I think I may have read an early book in this series but I'm not quite sure. I think if I did, it must have been better than this one. I'm sure fans of the series will think that starting with number 30 isn't really fair to the series and maybe it isn't but I just have to say, this one was boring. My summary: An ex-pat English woman comes back from Spain preaching her own form of Christianity. This makes some people very unhappy. There's a lot of talking. She and her acolytes disappear. There's a lot of talking. Acolytes found murdered, ex-pat woman kidnapped. Then there's a lot of talking and then there's more talking and they all just keep talking until the end of the book. Obviously, Anne Perry is a very skilled writer but this was tedious to listen to. It won't stop me from reading others in the series because hopefully this was an aberration.I won this book on librarything and I appreciated the opportunity to give my honest opinion.

Review by

This is another of the adventures of Thomas and Charlotte Pitt, set in a well researched Victorian England environment.
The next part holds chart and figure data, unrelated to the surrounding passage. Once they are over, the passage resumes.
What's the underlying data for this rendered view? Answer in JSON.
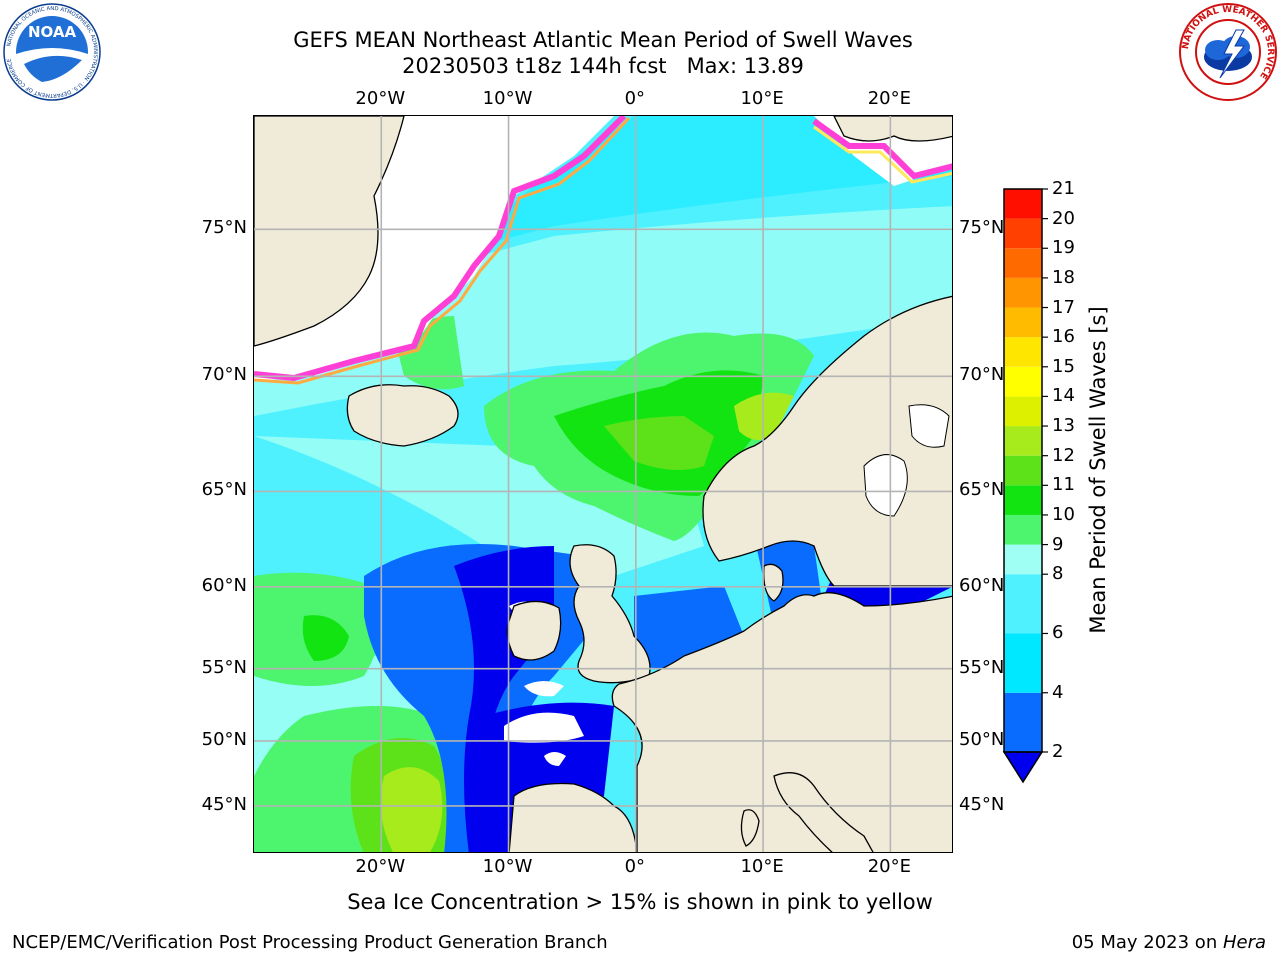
{
  "title_line1": "GEFS MEAN Northeast Atlantic Mean Period of Swell Waves",
  "title_line2": "20230503 t18z 144h fcst   Max: 13.89",
  "noaa_logo_text": "NOAA",
  "noaa_logo_ring_text": "NATIONAL OCEANIC AND ATMOSPHERIC ADMINISTRATION · U.S. DEPARTMENT OF COMMERCE",
  "nws_logo_ring_text": "NATIONAL WEATHER SERVICE",
  "axes": {
    "lon_ticks": [
      {
        "label": "20°W",
        "value": -20
      },
      {
        "label": "10°W",
        "value": -10
      },
      {
        "label": "0°",
        "value": 0
      },
      {
        "label": "10°E",
        "value": 10
      },
      {
        "label": "20°E",
        "value": 20
      }
    ],
    "lat_ticks": [
      {
        "label": "75°N",
        "value": 75
      },
      {
        "label": "70°N",
        "value": 70
      },
      {
        "label": "65°N",
        "value": 65
      },
      {
        "label": "60°N",
        "value": 60
      },
      {
        "label": "55°N",
        "value": 55
      },
      {
        "label": "50°N",
        "value": 50
      },
      {
        "label": "45°N",
        "value": 45
      }
    ],
    "lon_range": [
      -30,
      25
    ],
    "lat_range": [
      41,
      78
    ]
  },
  "colorbar": {
    "title": "Mean Period of Swell Waves [s]",
    "labels": [
      "21",
      "20",
      "19",
      "18",
      "17",
      "16",
      "15",
      "14",
      "13",
      "12",
      "11",
      "10",
      "9",
      "8",
      "6",
      "4",
      "2"
    ],
    "bins": [
      {
        "from": 2,
        "to": 4,
        "color": "#0a6cff"
      },
      {
        "from": 4,
        "to": 6,
        "color": "#00e8ff"
      },
      {
        "from": 6,
        "to": 8,
        "color": "#4ff1ff"
      },
      {
        "from": 8,
        "to": 9,
        "color": "#9ffff5"
      },
      {
        "from": 9,
        "to": 10,
        "color": "#4cf56d"
      },
      {
        "from": 10,
        "to": 11,
        "color": "#12e412"
      },
      {
        "from": 11,
        "to": 12,
        "color": "#5de21a"
      },
      {
        "from": 12,
        "to": 13,
        "color": "#a7eb1d"
      },
      {
        "from": 13,
        "to": 14,
        "color": "#ddf000"
      },
      {
        "from": 14,
        "to": 15,
        "color": "#ffff00"
      },
      {
        "from": 15,
        "to": 16,
        "color": "#ffe600"
      },
      {
        "from": 16,
        "to": 17,
        "color": "#ffbb00"
      },
      {
        "from": 17,
        "to": 18,
        "color": "#ff9500"
      },
      {
        "from": 18,
        "to": 19,
        "color": "#ff6a00"
      },
      {
        "from": 19,
        "to": 20,
        "color": "#ff4000"
      },
      {
        "from": 20,
        "to": 21,
        "color": "#ff0f00"
      }
    ],
    "under_color": "#0000ee"
  },
  "map_colors": {
    "land": "#efebd8",
    "coast": "#000000",
    "grid": "#b4b4b4",
    "ice_edge": [
      "#ff3fd6",
      "#ffaa40",
      "#ffe85a"
    ]
  },
  "footnote": "Sea Ice Concentration > 15% is shown in pink to yellow",
  "credit_left": "NCEP/EMC/Verification Post Processing Product Generation Branch",
  "credit_right_date": "05 May 2023 on ",
  "credit_right_machine": "Hera"
}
It dealt with the disappearance of a visitor / famous speaker from Spain, Sophia Delacruz. I would like to have had Charlotte take a greater part in solving this mystery, but the story line still kept me going, although it took far longer than I would have liked.

Review by

I haven't read Anne Perry for a long time. I got up to book 3 or 4 in the Pitt series and then got distracted. When I found this audiobook being offered for advance reading by librarything, I threw my hat in the ring. I had forgotten how much I liked these people. Things have definitely changed in the Pitt household, but it was truly like visiting old friends. Perry's writing is rich and evocative. She instantly and thoroughly transports the reader back to 19th century London. Her characters are wonderfully fleshed out and shaded. The mystery was finely woven and quite intriguing. But nothing in audiobooks is as important as the narrator. An audiobook is as good (or as bad in some cases- The Kite Runner, I'm looking at you!) as its narrator. I was delighted when I learned who would be reading. Davina Porter is the best of the best. She gives each and every character his own distinct voice. She can do subtle changes in pitch and timbre that leave no doubt which character is speaking at any particular moment. This lady could narrate the telephone directory and I would listen with rapt attention. She really is THAT good. I really want to go back and find all of the Pitt books that Porter has narrated. Listening to her read a good book is one of the finer things in life. Definitely recommended!